Dazu sagt Pressesprecher Henning Zühlsdorff, dass die Leuphana Veranstaltungs- und Vermarktungsgesellschaft derzeit Gespräche mit möglichen Betreibern führe. „Der Beginn eines Cafeteria-Betriebs im Laufe des Wintersemesters wird angestrebt.“ Die Beschilderung bezeichnet er als „vorläufig. Die tatsächlichen Nutzererfahrungen werden wir in das endgültige Konzept integrieren“. Gefragt nach der Nutzung der 25 Seminarräume, sagt Zühlsdorff, dass diese während der Vorlesungszeit täglich gebucht würden.

Von Anna Paarmann

Auslastung

Veranstaltungen im Libeskind-Bau

„Mehr als 50 externe Veranstaltungen haben seit März 2017 stattgefunden oder sind bis zum Ende dieses Jahres geplant“, sagt Uni-Pressesprecher Henning Zühlsdorff, als er nach der Auslastung des Gebäudes gefragt wird. Der Raumbelegungsplan weise für diesen Zeitraum insgesamt rund 1000 interne und externe Termine aus, Lehrveranstaltungen ausgenommen. Bekanntlich muss die Leuphana jährlich mindestens 300.000 Euro an Mieteinnahmen generieren, indem sie Flächen im Zentralgebäude an Externe vermietet – und das eigentlich schon seit 2016. Das geht aus einer gutachterlichen Bewertung hervor, die der LZ vorliegt. Bis 2025 sollen die Flächen insgesamt 3 Millionen Euro einspielen.

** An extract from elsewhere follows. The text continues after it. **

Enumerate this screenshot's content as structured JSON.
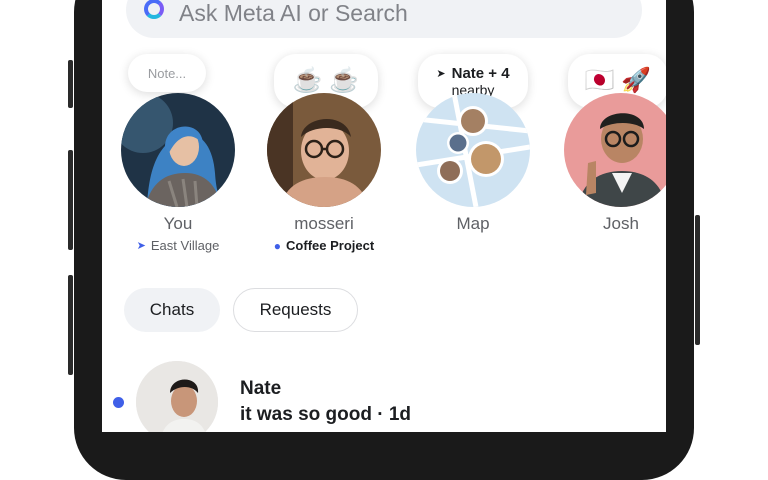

Stadt und Kreis dürfen 30 Veranstaltungen mietfrei dort ausrichten, beteiligen sich dafür mit 7 Millionen Euro an den Baukosten. Nicht inbegriffen in der Vereinbarung sind die Betriebskosten. Stadtsprecherin Suzanne Moenck sagt, dass bis dato sieben Events über das kommunale Kontingent gelaufen seien. In diesem Jahr stünden noch drei Veranstaltungen an.